Fix $u,x \in V$ with $u\ne 0$. Define $T\in \mathcal L(V)$ by $$Tv = \langle v, u\rangle x$$ for every $v\in V$. Prove that $$\sqrt{T^*T}v = \frac{\|x\|}{\|u\|}\langle v,u\rangle u$$ for every $v\in V$.
I try to use $\|Tv\|^2 = \langle Tv, Tv\rangle = \langle T^*Tv, v\rangle$ to relate this to $\sqrt{T^*T}$, but I got stuck. Can anyone help me?

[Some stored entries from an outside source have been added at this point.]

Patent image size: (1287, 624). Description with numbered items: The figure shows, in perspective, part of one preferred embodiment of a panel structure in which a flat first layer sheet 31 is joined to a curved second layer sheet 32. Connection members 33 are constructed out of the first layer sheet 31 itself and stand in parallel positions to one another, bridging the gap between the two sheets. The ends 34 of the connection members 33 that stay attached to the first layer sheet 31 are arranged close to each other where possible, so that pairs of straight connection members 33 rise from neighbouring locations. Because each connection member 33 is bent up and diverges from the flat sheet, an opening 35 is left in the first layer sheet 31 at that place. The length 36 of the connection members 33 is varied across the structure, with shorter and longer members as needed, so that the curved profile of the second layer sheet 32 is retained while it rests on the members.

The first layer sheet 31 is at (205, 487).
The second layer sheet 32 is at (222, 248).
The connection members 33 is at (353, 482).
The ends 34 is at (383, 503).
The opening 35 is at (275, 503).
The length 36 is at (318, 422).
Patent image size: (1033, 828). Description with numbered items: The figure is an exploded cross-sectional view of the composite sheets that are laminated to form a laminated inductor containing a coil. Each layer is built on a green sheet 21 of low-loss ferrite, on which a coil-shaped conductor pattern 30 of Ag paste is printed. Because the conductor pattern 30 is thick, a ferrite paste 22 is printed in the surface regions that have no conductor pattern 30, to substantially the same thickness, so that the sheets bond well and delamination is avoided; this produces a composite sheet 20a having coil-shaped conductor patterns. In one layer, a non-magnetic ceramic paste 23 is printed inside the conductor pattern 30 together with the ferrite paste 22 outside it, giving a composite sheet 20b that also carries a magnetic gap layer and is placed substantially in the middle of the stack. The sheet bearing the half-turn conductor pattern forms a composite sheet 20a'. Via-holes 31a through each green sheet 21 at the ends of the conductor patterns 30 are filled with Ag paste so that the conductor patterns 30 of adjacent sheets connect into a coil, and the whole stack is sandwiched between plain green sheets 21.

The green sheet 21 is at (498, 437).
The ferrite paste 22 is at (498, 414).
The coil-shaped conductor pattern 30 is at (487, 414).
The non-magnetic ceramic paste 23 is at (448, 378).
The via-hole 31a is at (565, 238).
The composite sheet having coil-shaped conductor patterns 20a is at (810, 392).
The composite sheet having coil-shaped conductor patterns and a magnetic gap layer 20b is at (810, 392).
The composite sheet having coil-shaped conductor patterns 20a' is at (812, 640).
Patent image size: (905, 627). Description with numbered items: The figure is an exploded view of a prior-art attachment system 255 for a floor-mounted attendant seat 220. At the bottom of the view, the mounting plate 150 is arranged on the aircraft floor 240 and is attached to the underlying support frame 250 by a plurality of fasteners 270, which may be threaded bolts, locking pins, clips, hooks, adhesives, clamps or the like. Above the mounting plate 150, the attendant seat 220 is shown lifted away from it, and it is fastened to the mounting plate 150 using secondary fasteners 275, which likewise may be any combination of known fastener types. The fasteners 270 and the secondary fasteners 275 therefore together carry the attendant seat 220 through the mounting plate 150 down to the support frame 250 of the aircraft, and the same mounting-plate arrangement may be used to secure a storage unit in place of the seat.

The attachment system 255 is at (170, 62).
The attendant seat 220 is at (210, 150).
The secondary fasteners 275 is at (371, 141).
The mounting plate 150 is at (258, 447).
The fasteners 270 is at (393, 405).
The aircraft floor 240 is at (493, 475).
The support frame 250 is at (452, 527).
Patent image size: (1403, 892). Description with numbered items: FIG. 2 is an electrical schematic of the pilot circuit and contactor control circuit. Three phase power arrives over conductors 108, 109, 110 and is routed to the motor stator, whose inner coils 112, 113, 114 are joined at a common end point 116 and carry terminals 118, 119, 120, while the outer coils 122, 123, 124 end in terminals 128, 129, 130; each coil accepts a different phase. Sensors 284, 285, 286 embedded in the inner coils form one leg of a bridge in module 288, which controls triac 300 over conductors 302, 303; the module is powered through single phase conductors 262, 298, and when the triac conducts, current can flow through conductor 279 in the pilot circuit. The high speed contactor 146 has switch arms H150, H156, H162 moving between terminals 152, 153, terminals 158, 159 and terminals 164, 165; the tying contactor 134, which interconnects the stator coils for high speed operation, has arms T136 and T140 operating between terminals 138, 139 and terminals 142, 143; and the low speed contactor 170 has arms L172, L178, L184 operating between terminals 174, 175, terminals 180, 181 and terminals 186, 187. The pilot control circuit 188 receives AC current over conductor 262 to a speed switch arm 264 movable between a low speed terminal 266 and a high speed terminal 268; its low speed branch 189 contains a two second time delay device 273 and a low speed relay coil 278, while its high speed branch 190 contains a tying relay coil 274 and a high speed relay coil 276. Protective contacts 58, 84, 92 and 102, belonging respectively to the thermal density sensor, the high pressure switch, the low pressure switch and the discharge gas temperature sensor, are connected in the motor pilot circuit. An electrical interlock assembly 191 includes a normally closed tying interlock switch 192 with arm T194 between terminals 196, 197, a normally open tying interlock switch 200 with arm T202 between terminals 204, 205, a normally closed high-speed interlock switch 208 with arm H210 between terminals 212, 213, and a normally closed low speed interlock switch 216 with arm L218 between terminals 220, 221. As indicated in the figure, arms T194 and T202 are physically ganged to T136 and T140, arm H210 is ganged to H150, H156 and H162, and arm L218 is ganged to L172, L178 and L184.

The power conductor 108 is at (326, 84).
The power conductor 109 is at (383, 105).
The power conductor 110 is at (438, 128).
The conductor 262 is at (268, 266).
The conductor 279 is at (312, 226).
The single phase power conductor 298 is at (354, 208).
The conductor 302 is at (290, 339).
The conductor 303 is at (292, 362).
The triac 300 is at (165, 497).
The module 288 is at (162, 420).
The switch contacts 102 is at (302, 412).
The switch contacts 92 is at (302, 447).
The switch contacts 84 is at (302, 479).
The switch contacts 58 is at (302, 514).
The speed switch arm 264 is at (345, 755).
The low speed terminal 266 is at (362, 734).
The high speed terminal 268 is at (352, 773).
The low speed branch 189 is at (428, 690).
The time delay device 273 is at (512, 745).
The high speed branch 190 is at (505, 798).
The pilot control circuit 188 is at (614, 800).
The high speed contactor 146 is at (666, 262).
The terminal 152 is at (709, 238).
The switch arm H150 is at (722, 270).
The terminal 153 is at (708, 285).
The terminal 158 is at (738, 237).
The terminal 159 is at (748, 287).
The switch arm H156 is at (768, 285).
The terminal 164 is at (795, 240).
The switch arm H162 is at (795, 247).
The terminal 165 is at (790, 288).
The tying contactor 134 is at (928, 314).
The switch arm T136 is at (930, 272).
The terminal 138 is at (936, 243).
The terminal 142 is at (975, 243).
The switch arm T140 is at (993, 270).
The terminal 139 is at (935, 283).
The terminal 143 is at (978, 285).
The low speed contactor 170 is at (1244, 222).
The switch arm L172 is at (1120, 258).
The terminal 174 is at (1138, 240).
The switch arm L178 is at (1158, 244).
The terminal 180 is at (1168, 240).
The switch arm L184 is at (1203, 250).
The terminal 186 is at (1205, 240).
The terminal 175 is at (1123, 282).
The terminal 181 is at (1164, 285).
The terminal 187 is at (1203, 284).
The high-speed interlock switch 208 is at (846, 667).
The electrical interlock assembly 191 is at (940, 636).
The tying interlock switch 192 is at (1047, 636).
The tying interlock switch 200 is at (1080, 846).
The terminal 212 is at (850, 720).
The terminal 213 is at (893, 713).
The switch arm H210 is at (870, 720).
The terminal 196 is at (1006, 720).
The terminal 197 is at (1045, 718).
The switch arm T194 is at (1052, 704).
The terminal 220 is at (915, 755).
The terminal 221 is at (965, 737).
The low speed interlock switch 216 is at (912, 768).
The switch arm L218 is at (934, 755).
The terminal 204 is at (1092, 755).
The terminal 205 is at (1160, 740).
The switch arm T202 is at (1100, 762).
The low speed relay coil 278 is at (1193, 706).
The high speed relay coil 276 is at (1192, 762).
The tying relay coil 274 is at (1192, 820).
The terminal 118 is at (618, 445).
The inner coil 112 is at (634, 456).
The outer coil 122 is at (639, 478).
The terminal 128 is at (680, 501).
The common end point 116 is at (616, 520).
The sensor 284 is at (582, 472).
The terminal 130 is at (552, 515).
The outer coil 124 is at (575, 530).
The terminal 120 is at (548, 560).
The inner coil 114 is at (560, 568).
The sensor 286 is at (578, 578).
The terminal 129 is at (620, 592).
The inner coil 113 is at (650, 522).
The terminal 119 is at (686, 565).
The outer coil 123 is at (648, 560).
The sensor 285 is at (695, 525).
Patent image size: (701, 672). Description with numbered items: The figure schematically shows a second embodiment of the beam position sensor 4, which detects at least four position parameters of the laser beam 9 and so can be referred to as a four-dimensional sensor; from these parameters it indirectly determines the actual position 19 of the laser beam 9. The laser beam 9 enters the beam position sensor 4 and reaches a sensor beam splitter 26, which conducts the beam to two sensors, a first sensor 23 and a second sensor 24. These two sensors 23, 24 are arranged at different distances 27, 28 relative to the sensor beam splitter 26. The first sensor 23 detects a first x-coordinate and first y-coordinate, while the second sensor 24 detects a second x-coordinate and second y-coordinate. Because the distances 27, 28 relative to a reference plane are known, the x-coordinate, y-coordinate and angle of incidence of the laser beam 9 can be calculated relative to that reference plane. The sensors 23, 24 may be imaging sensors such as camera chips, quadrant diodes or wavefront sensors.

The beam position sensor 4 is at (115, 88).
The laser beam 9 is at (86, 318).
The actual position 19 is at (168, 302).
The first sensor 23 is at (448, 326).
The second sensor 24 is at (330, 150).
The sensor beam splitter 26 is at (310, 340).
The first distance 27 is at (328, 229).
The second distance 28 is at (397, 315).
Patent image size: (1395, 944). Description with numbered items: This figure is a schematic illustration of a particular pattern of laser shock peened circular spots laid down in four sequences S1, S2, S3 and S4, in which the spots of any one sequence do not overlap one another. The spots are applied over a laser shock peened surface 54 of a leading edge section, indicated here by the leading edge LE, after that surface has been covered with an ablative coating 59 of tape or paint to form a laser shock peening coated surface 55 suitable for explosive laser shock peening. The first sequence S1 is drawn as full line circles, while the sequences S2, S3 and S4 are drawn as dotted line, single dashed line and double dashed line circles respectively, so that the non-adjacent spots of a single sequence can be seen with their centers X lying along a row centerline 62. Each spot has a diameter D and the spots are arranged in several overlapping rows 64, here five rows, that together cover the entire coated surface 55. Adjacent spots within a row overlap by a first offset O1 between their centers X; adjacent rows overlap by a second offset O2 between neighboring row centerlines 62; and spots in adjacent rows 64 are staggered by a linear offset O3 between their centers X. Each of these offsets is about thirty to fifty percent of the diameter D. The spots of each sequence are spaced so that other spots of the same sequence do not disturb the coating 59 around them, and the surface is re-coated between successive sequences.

Assuming you're dealing with real vector spaces, you have, for any $v,w\in V$, $$ \langle T^*Tv,w\rangle= \langle Tv,Tw\rangle= \langle \langle v,u\rangle x,\langle w,u\rangle x\rangle= \langle v,u\rangle\langle w,u\rangle\langle x,x\rangle= \langle \langle v,u\rangle\langle x,x\rangle u,w\rangle $$ so $$ T^*Tv=\langle v,u\rangle\langle x,x\rangle u $$ Now, the map defined by $$ S(v) = \frac{\|x\|}{\|u\|}\langle v,u\rangle u $$ is self-adjoint (easy) and positive semidefinite because $$ \langle v,S(v)\rangle= \left\langle v,\frac{\|x\|}{\|u\|}\langle v,u\rangle u\right\rangle= \frac{\|x\|}{\|u\|}\langle v,u\rangle^2\ge0 $$ Moreover $$ S(S(v))=\frac{\|x\|}{\|u\|}\langle S(v),u\rangle u= \frac{\|x\|}{\|u\|}\left\langle \frac{\|x\|}{\|u\|}\langle v,u\rangle u,u\right\rangle u= \frac{\langle x,x\rangle}{\langle u,u\rangle} \langle v,u\rangle\langle u,u\rangle u $$ so $S^2=T^*T$.